Здесь уместным будет напомнить, что Розенберг ни в коей мере не является официальным идеологом Третьего Рейха, и что его антихристианство, разумеется, не было ратифицировано властями. Но когда он говорит о своем отвращении к божествам Земли и к романтическим умонастроениям, прямо никак не заинтересованным в композициях власти, он, в чем не может быть и тени сомнения, выражает установку всего национал-социализма.
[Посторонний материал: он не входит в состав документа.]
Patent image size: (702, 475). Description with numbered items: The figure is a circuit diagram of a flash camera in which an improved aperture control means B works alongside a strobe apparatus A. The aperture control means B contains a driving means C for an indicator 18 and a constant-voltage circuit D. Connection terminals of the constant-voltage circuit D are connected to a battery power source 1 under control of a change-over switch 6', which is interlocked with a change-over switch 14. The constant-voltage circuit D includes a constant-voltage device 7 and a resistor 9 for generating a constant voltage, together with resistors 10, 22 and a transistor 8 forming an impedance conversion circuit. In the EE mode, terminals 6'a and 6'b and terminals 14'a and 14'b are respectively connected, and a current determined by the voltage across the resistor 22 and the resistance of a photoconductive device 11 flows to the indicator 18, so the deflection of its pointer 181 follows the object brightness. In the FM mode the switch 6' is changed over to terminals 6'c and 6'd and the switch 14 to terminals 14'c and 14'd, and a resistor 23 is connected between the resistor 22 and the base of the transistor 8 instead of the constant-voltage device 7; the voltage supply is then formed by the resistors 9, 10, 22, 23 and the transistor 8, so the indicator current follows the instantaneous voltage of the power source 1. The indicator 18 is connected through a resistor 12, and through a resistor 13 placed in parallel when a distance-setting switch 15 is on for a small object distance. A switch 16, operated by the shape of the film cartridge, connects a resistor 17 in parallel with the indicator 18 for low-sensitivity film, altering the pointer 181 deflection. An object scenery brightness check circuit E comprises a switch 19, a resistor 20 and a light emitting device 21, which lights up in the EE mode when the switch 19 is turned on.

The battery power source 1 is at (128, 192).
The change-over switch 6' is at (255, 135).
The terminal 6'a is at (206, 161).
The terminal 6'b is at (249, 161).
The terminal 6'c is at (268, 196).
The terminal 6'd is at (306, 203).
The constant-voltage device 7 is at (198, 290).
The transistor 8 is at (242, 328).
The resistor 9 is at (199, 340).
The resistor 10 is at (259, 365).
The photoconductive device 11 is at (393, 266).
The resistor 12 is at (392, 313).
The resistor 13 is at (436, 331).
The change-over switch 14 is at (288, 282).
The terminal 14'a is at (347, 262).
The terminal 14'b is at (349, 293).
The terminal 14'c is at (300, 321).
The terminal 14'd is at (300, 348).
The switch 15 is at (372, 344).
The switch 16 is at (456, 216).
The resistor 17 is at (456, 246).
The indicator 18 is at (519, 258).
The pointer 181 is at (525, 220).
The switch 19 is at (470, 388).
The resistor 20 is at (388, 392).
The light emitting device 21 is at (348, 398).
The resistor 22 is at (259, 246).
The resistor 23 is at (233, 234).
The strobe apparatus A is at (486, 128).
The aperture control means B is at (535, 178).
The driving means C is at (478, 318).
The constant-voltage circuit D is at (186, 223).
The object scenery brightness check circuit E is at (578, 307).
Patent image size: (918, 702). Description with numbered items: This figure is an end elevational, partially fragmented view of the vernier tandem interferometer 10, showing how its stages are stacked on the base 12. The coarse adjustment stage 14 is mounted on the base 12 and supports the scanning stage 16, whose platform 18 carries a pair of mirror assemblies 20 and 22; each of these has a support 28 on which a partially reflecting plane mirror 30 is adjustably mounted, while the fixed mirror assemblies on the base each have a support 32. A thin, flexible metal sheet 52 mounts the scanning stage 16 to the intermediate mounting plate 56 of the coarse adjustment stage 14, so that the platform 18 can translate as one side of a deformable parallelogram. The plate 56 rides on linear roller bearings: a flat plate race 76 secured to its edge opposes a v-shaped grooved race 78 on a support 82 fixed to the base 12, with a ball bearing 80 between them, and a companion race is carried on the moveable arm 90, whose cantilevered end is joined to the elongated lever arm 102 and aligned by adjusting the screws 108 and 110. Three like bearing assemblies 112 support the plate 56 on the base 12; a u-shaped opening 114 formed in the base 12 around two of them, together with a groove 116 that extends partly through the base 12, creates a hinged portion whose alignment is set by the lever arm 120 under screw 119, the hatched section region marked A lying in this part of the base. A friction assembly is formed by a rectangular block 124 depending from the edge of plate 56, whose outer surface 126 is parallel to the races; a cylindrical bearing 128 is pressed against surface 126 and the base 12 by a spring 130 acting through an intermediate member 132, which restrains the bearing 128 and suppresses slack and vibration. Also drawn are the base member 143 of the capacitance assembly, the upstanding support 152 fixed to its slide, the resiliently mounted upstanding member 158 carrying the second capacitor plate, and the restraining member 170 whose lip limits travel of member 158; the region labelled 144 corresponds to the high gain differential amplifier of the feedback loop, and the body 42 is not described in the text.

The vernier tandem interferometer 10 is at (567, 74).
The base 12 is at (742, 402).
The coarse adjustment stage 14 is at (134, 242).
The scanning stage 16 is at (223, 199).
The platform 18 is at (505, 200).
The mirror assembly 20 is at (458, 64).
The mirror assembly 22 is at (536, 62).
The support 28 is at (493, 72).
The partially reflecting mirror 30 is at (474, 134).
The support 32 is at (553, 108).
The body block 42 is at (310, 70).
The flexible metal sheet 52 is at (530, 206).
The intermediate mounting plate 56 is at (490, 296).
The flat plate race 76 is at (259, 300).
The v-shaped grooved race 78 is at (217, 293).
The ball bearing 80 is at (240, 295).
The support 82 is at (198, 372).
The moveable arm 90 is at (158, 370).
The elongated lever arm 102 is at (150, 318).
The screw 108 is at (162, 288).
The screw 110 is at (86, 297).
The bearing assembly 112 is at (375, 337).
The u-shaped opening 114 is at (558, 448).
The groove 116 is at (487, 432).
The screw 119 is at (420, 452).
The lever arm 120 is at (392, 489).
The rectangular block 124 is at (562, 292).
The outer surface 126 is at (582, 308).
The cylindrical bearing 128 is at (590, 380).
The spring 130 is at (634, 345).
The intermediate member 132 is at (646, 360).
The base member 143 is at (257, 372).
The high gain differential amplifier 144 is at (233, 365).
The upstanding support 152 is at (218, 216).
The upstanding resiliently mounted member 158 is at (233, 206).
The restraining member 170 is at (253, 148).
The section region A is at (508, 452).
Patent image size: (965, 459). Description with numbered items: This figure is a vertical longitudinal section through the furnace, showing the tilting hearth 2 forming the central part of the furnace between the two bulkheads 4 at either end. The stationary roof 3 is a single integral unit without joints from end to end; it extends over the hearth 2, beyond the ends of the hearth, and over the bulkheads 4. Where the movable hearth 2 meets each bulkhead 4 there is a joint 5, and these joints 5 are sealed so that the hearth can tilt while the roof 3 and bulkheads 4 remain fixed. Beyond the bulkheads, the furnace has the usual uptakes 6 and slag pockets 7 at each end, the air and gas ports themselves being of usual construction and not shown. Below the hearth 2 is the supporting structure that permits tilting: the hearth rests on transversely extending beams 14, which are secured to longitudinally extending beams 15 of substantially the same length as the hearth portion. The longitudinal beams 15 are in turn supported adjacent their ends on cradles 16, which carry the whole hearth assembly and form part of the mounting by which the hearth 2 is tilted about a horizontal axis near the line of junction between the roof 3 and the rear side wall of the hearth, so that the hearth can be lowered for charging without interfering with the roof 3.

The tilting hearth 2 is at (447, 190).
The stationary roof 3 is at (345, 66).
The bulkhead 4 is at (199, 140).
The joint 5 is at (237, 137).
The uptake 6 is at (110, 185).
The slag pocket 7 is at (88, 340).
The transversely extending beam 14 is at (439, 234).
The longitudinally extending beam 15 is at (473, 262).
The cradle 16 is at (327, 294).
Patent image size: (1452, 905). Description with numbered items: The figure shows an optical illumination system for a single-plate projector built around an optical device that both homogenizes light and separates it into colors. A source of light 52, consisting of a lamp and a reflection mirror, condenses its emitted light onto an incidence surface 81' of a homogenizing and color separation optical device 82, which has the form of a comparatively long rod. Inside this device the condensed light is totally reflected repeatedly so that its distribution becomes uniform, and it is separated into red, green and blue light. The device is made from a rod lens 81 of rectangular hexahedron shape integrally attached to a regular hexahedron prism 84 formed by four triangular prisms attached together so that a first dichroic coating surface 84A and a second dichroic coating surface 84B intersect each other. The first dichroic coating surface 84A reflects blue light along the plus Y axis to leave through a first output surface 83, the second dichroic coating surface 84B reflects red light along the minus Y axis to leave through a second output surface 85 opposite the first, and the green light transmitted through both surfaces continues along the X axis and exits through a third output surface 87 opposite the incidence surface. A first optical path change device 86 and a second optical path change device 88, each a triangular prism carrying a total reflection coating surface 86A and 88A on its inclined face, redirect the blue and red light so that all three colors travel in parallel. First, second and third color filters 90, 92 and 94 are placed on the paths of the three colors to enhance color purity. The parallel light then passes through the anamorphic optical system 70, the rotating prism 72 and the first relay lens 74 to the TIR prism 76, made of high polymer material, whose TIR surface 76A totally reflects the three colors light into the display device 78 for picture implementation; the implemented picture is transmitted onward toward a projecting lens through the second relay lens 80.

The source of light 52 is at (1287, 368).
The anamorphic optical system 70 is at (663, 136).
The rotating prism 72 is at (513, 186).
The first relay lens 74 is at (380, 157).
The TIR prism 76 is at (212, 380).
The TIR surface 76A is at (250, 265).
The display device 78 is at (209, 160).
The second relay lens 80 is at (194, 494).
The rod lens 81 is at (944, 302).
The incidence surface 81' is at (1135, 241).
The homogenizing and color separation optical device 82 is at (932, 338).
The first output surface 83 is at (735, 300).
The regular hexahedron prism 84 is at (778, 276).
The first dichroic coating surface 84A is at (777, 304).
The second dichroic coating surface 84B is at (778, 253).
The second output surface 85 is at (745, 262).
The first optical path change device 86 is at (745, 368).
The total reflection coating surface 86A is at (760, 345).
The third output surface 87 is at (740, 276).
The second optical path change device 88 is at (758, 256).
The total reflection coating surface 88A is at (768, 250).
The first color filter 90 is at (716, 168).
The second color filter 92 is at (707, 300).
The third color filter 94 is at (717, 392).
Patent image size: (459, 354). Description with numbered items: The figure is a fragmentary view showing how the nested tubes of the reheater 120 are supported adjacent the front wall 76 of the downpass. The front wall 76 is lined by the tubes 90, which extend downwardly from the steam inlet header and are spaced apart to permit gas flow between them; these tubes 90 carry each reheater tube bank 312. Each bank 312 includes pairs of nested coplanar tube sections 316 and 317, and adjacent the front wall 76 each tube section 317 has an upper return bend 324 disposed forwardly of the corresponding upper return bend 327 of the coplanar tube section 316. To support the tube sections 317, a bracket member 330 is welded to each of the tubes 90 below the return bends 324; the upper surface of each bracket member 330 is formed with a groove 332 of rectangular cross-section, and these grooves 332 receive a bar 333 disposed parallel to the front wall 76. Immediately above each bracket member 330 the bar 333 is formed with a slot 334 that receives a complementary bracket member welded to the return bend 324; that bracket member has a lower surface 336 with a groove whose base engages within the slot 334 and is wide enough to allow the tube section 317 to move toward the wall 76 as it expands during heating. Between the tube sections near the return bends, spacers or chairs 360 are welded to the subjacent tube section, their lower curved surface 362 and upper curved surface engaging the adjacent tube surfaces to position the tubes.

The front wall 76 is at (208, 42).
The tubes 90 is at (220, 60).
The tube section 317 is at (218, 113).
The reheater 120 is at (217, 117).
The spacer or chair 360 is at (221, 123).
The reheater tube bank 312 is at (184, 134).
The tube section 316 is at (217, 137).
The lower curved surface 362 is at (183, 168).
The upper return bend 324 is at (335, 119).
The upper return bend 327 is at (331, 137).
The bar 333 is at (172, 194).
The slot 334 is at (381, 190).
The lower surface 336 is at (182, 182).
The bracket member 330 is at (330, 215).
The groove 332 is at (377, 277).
По сути своей национал-социализм отстоит куда дальше от романтизма и куда ближе подходит к моррасианству, чем себя порой воображает, и не следует забывать, что Розенберг представляет здесь наиболее близкий к Ницше извод его идеологии: правовед Карл Шмитт, в действительности воплощающий национал-социализм ничуть не меньше, чем Розенберг, очень близок с Моррасом и, будучи по рождению своему католиком, всегда оставался чужд влиянию Ницше.

«ГИГИЕНИЧНАЯ И ПЕДАГОГИЧНАЯ РЕЛИГИЯ»:

НЕМЕЦКОЕ НЕОЯЗЫЧЕСТВО

Легенду о поэтическом духе национал-социализма выдумали немецкие «неоязычники»[21]. И лишь в той мере, в какой эта эксцентрическая форма религии напрямую выводится из расизма, сам расизм представляет собою течение в немецкой мысли, — течение виталистическое и антихристианское.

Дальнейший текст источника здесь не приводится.